An approach for tool wear prediction using customized DenseNet and GRU integrated model based on multi-sensor feature fusion
An accurate prediction of the machining tool condition during the cutting process is crucial for enhancing the tool life, improving the production quality and productivity, optimizing the labor and maintenance costs, and reducing workplace accidents. Currently, tool condition monitoring is usually based on machine learning algorithms, especially deep learning algorithms, to establish the relationship between sensor signals and tool wear. However, deep mining of feature and fusion information of multi-sensor signals, which are strongly related to the tool wear, is a critical challenge. To address this issue, in this study, an integrated prediction scheme is proposed based on deep learning algorithms. The scheme first extracts the local features of a single sequence and a multi-dimensional sequence from DenseNet incorporating a heterogeneous asymmetric convolution kernel. To obtain more perceptual historical data, a “dilation” scheme is used to extract features from a single sequence, and one-dimensional dilated convolution kernels with different dilation rates are utilized to obtain the differential features.

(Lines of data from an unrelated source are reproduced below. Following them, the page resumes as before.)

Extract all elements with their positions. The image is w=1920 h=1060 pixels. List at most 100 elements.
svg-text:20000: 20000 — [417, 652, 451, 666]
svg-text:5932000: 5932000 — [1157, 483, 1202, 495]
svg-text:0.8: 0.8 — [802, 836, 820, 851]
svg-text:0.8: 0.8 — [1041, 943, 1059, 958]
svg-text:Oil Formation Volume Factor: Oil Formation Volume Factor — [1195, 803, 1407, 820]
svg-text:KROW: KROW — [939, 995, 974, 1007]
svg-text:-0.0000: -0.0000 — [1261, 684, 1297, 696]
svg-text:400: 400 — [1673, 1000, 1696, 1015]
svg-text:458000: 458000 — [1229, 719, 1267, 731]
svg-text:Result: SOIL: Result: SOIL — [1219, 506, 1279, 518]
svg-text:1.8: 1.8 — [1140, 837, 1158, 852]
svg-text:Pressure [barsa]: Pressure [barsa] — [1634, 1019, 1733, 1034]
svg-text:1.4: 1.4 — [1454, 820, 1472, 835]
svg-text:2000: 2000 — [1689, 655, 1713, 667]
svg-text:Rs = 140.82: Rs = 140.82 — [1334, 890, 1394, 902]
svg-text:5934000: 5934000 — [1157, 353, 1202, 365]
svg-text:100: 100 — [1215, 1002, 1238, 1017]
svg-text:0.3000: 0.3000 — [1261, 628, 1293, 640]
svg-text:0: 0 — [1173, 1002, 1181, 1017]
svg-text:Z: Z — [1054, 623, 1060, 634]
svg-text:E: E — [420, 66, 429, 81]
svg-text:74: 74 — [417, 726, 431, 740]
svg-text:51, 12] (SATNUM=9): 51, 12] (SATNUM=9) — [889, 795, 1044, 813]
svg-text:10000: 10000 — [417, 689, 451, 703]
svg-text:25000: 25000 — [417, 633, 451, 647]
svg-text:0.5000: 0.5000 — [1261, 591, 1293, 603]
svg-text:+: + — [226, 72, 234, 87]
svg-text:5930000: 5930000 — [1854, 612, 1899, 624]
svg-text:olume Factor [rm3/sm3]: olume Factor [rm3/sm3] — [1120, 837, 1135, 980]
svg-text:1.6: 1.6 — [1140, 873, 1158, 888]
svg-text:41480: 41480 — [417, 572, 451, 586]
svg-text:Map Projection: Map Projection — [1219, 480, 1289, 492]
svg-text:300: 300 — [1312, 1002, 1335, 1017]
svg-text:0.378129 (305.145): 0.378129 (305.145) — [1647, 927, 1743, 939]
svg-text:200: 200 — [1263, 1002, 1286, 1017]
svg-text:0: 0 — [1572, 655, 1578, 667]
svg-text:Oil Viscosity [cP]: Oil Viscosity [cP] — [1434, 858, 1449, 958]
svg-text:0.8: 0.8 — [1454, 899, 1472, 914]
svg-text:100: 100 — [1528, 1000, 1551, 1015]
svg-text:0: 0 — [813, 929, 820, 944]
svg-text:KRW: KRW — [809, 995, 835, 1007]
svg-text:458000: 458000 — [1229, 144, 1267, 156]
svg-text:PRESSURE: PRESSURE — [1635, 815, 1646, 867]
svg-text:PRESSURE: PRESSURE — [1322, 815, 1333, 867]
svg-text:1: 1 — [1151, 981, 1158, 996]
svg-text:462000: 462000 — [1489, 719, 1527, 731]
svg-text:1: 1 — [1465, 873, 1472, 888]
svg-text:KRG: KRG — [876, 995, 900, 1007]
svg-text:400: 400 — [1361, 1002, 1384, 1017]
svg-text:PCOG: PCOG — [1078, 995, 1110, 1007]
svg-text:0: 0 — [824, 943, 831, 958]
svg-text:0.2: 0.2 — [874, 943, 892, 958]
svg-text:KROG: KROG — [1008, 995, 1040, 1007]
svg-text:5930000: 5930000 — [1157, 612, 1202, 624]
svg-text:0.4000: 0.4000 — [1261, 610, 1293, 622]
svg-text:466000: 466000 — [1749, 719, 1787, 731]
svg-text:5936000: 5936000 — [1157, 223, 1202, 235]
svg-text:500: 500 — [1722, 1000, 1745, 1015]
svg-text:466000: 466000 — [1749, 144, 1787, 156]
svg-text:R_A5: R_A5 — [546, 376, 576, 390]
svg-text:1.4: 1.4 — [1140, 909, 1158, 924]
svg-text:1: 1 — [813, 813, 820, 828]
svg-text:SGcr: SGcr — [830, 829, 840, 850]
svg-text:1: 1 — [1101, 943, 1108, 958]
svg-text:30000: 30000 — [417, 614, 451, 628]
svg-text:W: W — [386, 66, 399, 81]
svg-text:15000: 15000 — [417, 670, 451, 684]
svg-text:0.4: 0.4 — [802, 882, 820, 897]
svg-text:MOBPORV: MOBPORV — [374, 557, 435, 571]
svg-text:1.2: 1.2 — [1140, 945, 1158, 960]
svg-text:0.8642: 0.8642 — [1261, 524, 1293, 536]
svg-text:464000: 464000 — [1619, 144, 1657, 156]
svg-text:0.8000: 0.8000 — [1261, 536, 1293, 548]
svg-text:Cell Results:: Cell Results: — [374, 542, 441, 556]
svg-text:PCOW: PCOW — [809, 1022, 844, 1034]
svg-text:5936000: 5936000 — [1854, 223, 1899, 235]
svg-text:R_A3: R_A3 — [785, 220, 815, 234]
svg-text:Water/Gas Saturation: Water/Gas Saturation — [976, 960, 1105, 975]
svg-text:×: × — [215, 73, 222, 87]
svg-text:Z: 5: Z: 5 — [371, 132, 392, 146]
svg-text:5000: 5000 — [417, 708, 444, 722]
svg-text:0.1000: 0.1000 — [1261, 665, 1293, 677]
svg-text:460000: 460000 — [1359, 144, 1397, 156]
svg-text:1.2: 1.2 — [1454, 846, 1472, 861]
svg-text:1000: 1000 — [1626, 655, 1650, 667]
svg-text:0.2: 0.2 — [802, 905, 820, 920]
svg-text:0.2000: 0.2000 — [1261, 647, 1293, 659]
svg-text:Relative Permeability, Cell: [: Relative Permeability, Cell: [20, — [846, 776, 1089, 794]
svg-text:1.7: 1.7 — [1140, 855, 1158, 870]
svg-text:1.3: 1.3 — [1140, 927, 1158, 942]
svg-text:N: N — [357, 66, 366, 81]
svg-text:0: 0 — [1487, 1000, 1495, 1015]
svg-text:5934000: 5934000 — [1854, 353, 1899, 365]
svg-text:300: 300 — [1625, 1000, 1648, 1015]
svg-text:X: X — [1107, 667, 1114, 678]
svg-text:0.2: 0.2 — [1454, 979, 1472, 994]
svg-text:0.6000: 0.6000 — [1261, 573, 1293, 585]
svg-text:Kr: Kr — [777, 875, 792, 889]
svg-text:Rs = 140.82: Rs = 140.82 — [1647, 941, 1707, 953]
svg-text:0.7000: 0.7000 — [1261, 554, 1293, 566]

At the same time, asymmetric one-dimensional and two-dimensional convolution kernels are employed to extract the features of the multi-dimensional signal. Ultimately, all the features are fused. Then, the time-series features hidden in the sequence are extracted by establishing a depth-gated recurrent unit. Finally, the extracted in-depth features are fed to the deep fully connected layer to achieve the mapping between features and tool wear values through linear regression. The results indicate that the average errors of the proposed model are less than 8%, and this model outperforms the other tool wear prediction models in terms of both accuracy and generalization.